Hi,
I’ve been facing a weird problem in DGL heterogeneous processing with errors from the underlying C++ libraries. Boiling that the issue, I could regenerate it using the below snippet.
import dgl
g1 = dgl.heterograph({('0', '0_1', '1'): [(0, 1), (1, 0)], ('0', '0_0', '0'): [(0, 1), (1, 0)]})
g2 = dgl.heterograph({('0', '0_1', '1'): [(1, 0), (1, 2)]})
dgl.batch([g1, g2])
The output would be like this:
Traceback (most recent call last):
File "<stdin>", line 1, in <module>
File "/projects/ovcare/classification/ramin/virtualenv/histopath_gnn/slurm/lib/python3.8/site-packages/dgl/batch.py", line 177, in batch
gidx = disjoint_union(graphs[0]._graph.metagraph, [g._graph for g in graphs])
File "/projects/ovcare/classification/ramin/virtualenv/histopath_gnn/slurm/lib/python3.8/site-packages/dgl/heterograph_index.py", line 1254, in disjoint_union
return _CAPI_DGLHeteroDisjointUnion_v2(metagraph, graphs)
File "dgl/_ffi/_cython/./function.pxi", line 293, in dgl._ffi._cy3.core.FunctionBase.__call__
File "dgl/_ffi/_cython/./function.pxi", line 225, in dgl._ffi._cy3.core.FuncCall
File "dgl/_ffi/_cython/./function.pxi", line 215, in dgl._ffi._cy3.core.FuncCall3
dgl._ffi.base.DGLError: [20:49:06] /opt/dgl/src/graph/unit_graph.cc:1211: Check failed: mat.num_rows == mat.num_cols (4 vs. 5) :
Stack trace:
[bt] (0) /projects/ovcare/classification/ramin/virtualenv/histopath_gnn/slurm/lib/python3.8/site-packages/dgl/libdgl.so(dmlc::LogMessageFatal::~LogMessageFatal()+0x4f) [0x7f511326beaf]
[bt] (1) /projects/ovcare/classification/ramin/virtualenv/histopath_gnn/slurm/lib/python3.8/site-packages/dgl/libdgl.so(dgl::UnitGraph::CreateFromCOO(long, dgl::aten::COOMatrix const&, unsigned char)+0x28c) [0x7f511370064c]

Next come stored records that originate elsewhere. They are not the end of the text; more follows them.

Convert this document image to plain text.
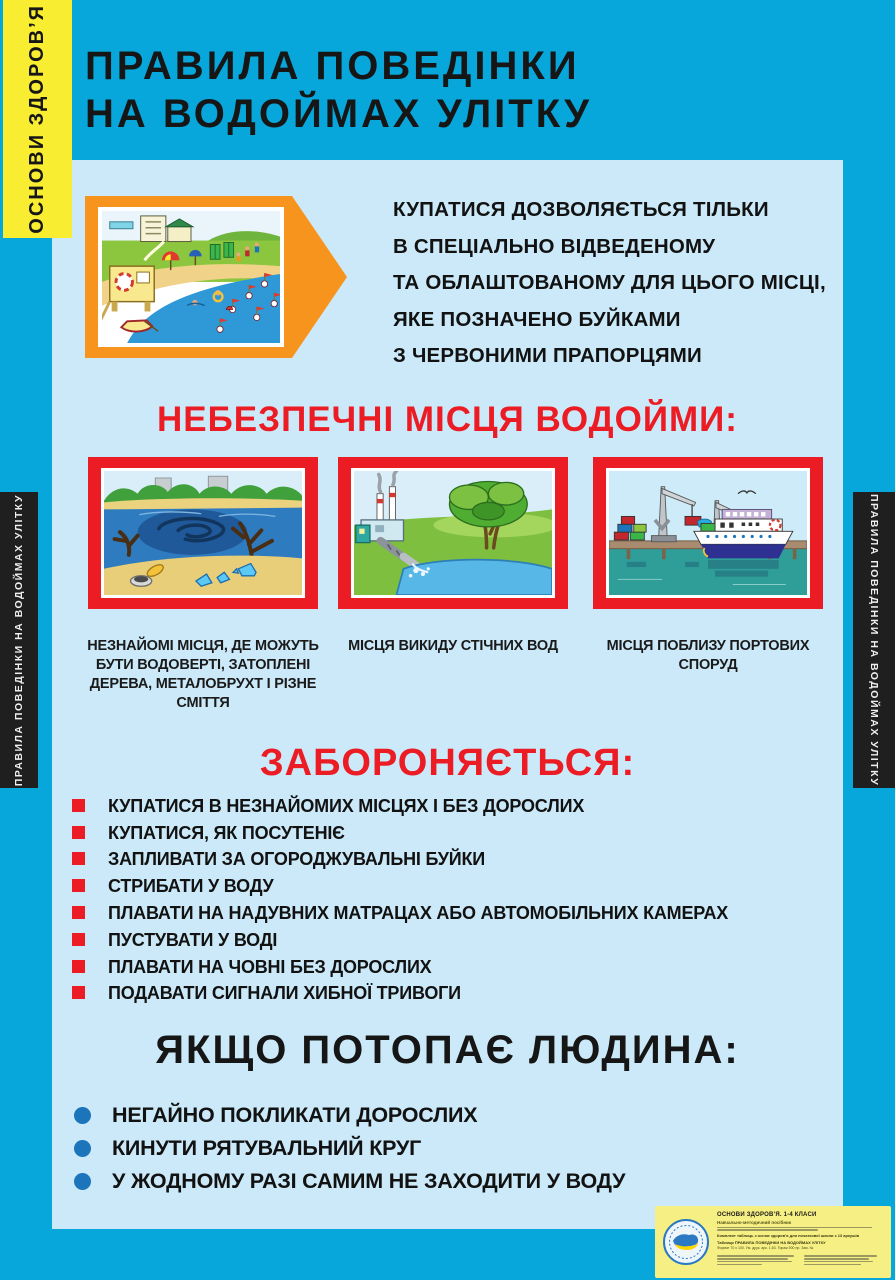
ОСНОВИ ЗДОРОВ’Я
ПРАВИЛА ПОВЕДІНКИ НА ВОДОЙМАХ УЛІТКУ	ПРАВИЛА ПОВЕДІНКИ НА ВОДОЙМАХ УЛІТКУ
ПРАВИЛА ПОВЕДІНКИ
НА ВОДОЙМАХ УЛІТКУ
КУПАТИСЯ ДОЗВОЛЯЄТЬСЯ ТІЛЬКИ
В СПЕЦІАЛЬНО ВІДВЕДЕНОМУ
ТА ОБЛАШТОВАНОМУ ДЛЯ ЦЬОГО МІСЦІ,
ЯКЕ ПОЗНАЧЕНО БУЙКАМИ
З ЧЕРВОНИМИ ПРАПОРЦЯМИ
НЕБЕЗПЕЧНІ МІСЦЯ ВОДОЙМИ:
НЕЗНАЙОМІ МІСЦЯ, ДЕ МОЖУТЬ БУТИ ВОДОВЕРТІ, ЗАТОПЛЕНІ ДЕРЕВА, МЕТАЛОБРУХТ І РІЗНЕ СМІТТЯ
МІСЦЯ ВИКИДУ СТІЧНИХ ВОД	МІСЦЯ ПОБЛИЗУ ПОРТОВИХ СПОРУД
ЗАБОРОНЯЄТЬСЯ:
КУПАТИСЯ В НЕЗНАЙОМИХ МІСЦЯХ І БЕЗ ДОРОСЛИХ
КУПАТИСЯ, ЯК ПОСУТЕНІЄ
ЗАПЛИВАТИ ЗА ОГОРОДЖУВАЛЬНІ БУЙКИ
СТРИБАТИ У ВОДУ
ПЛАВАТИ НА НАДУВНИХ МАТРАЦАХ АБО АВТОМОБІЛЬНИХ КАМЕРАХ
ПУСТУВАТИ У ВОДІ
ПЛАВАТИ НА ЧОВНІ БЕЗ ДОРОСЛИХ
ПОДАВАТИ СИГНАЛИ ХИБНОЇ ТРИВОГИ
ЯКЩО ПОТОПАЄ ЛЮДИНА:
НЕГАЙНО ПОКЛИКАТИ ДОРОСЛИХ
КИНУТИ РЯТУВАЛЬНИЙ КРУГ
У ЖОДНОМУ РАЗІ САМИМ НЕ ЗАХОДИТИ У ВОДУ
ОСНОВИ ЗДОРОВ’Я. 1-4 КЛАСИ
Навчально-методичний посібник
Комплект таблиць з основ здоров’я для початкової школи з 13 аркушів
Таблиця ПРАВИЛА ПОВЕДІНКИ НА ВОДОЙМАХ УЛІТКУ
Формат 70 х 100. Ум. друк. арк. 1,63. Тираж 500 пр. Зам. №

[bt] (2) /projects/ovcare/classification/ramin/virtualenv/histopath_gnn/slurm/lib/python3.8/site-packages/dgl/libdgl.so(dgl::DisjointUnionHeteroGraph2(std::shared_ptr<dgl::GraphInterface>, std::vector<std::shared_ptr<dgl::BaseHeteroGraph>, std::allocator<std::shared_ptr<dgl::BaseHeteroGraph> > > const&)+0x5a1) [0x7f51136efc31]
[bt] (3) /projects/ovcare/classification/ramin/virtualenv/histopath_gnn/slurm/lib/python3.8/site-packages/dgl/libdgl.so(+0x6c0cdf) [0x7f511361acdf]

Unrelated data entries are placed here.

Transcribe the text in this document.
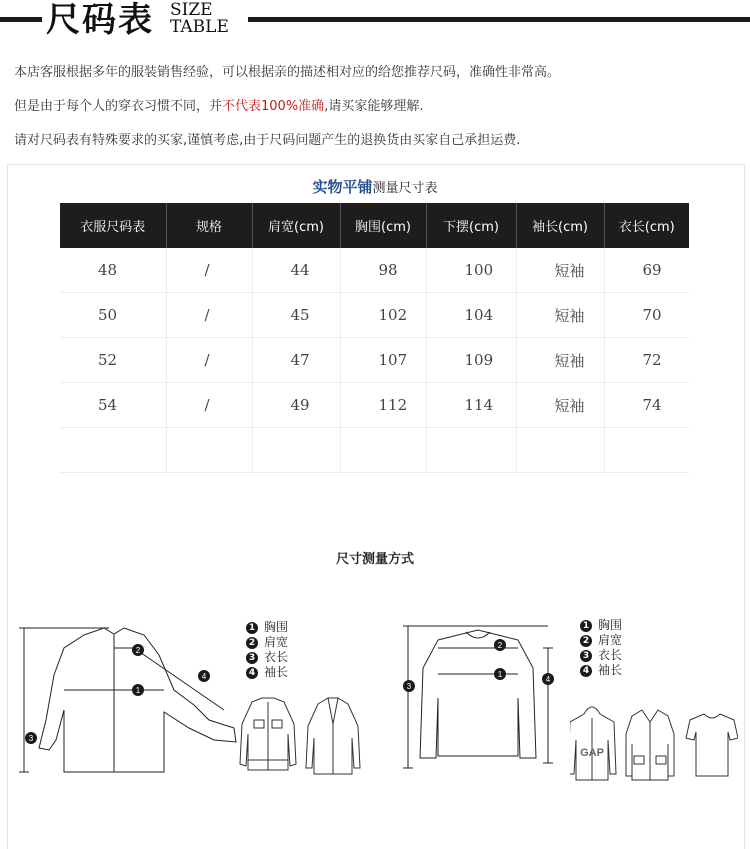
尺码表 SIZE
TABLE

本店客服根据多年的服装销售经验，可以根据亲的描述相对应的给您推荐尺码，准确性非常高。

但是由于每个人的穿衣习惯不同，并不代表100%准确,请买家能够理解.

请对尺码表有特殊要求的买家,谨慎考虑,由于尺码问题产生的退换货由买家自己承担运费.

实物平铺测量尺寸表
衣服尺码表	规格	肩宽(cm)	胸围(cm)	下摆(cm)	袖长(cm)	衣长(cm)
48	/	44	98	100	短袖	69
50	/	45	102	104	短袖	70
52	/	47	107	109	短袖	72
54	/	49	112	114	短袖	74

尺寸测量方式
2
1
4
3
1 胸围
2 肩宽
3 衣长
4 袖长
2
1
3
4
1 胸围
2 肩宽
3 衣长
4 袖长
GAP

[bt] (4) /projects/ovcare/classification/ramin/virtualenv/histopath_gnn/slurm/lib/python3.8/site-packages/dgl/libdgl.so(+0x6c1344) [0x7f511361b344]
[bt] (5) /projects/ovcare/classification/ramin/virtualenv/histopath_gnn/slurm/lib/python3.8/site-packages/dgl/libdgl.so(DGLFuncCall+0x48) [0x7f5113594398]
[bt] (6) /projects/ovcare/classification/ramin/virtualenv/histopath_gnn/slurm/lib/python3.8/site-packages/dgl/_ffi/_cy3/core.cpython-38-x86_64-linux-gnu.so(+0x1632c) [0x7f50dda2f32c]
[bt] (7) /projects/ovcare/classification/ramin/virtualenv/histopath_gnn/slurm/lib/python3.8/site-packages/dgl/_ffi/_cy3/core.cpython-38-x86_64-linux-gnu.so(+0x1685b) [0x7f50dda2f85b]
[bt] (8) python(_PyObject_MakeTpCall+0x22f) [0x55aa6525785f]
I think the main problem here is that the second graph is missing the edge type of (‘0’, ‘0_0’, ‘0’). Therefore, while creating the batch graph, DGL mistakes in matching the dimensions. Isn’t this something that DGL should be able to handle? Not sure whether I’m doing something wrong or that’s actually a bug.
I would appreciate any help with it!